Remember the time when we went to the island
Made love by the river in the banks of moss
Our spirits were free, you and me
That was our time, it will never be lost
That was our time, it will never be lost

I can’t explain
But don’t you complain
Your not to blame we had our day
Sometimes it happens
Love breaks, it shatters
And then its best to walk away

Hanging will bring no peace
Letting go will give release
Happiness is in your grasp
Take your freedom from the past

I’m just not ready
To go steady
And make a bed for you to lie
I can’t commit
We just don’t fit
You and I must say goodbye


From → Thaumatropemusic

  1. AparnaF permalink

    A good pop song! My bigger half liked the bass line.

  2. Geoff permalink

    Hi WT.
    I like this song – good lyrics. I noticed you sang the line written “Remember the time when we went to the island” first as “Remember the times that we went to the island” and second as “Remember the time that we went to the island”. Deliberately or not that is arguably better than what you wrote down, there is a nuance of difference. Also, the line “… blame we’ve had our day” sounded to me like “You’re not to blame, we had our day” – where the meaning is subtly different, I think, and I like the latter version as it is less pessimistic: yes, it is finished, but yes it was good for as long as it lasted, and we can move on without feeling guilty. Or am I nitpicking? I have found that following songs with the lyrics in front of me, I often see differences, which I have usually put down to the transcriber’s lack of time or lack of care. I assume it is someone employed on mimilul wage by the record producer in the case of celebrity performers. I would tend to trust the singer’s version, because s/he sings what fits more naturally, and finds (subconsiously?) a better version.

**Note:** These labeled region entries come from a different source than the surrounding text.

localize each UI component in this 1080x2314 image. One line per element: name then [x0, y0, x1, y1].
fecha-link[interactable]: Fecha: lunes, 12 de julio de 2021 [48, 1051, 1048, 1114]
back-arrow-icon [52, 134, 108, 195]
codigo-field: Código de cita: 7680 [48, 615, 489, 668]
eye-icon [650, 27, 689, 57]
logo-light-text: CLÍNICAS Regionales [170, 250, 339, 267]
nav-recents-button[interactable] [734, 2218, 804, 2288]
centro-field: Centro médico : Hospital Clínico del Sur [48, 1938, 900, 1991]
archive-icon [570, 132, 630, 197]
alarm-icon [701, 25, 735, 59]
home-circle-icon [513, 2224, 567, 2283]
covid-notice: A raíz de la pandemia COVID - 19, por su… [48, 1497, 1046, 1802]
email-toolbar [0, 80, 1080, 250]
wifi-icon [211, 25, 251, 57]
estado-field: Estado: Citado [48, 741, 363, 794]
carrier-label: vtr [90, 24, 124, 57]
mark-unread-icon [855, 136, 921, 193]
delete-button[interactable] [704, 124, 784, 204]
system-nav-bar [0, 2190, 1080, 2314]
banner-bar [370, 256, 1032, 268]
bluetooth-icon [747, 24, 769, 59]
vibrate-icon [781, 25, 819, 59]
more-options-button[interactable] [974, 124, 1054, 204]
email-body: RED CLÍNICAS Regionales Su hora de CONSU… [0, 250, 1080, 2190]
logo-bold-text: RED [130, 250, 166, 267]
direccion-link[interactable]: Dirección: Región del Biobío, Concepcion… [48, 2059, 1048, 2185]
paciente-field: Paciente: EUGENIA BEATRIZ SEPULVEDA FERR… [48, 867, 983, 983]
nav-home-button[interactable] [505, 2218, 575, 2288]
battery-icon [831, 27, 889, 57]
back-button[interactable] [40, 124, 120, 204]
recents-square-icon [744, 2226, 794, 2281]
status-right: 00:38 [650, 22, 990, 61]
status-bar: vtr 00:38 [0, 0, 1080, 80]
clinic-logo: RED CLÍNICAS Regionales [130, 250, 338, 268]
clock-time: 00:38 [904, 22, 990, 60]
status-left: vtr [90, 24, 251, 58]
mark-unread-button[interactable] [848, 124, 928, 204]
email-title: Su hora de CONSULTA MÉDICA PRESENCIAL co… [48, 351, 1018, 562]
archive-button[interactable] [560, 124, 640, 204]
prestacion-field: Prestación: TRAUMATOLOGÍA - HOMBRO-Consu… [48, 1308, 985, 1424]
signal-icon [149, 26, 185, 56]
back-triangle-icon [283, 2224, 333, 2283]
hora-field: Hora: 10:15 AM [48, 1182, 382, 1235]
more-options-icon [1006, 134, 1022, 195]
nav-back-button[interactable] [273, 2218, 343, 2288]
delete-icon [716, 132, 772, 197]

    Talking of nit-picking, I am old enough to remember the school nit-nurse – known today as the non-toxic head lice removal operative, if the schools can afford them. As a bit of nostalgia, can you not write something about the school nit-nurse ?: e.g. I fell in love with the nit-nurse. I was only ten years old, but the things she could do wth her fingers made me ever so bold. … If Rimbaud can do it so can you, See his ‘Les chercheuses de poux’.

    • Err….are you a scholar or something? Nice point about time(s) and right about the lyric “we had our day,” which I have changed to reflect your astute critique. Sloppy scribe, what can I say? But I am glad you liked the song.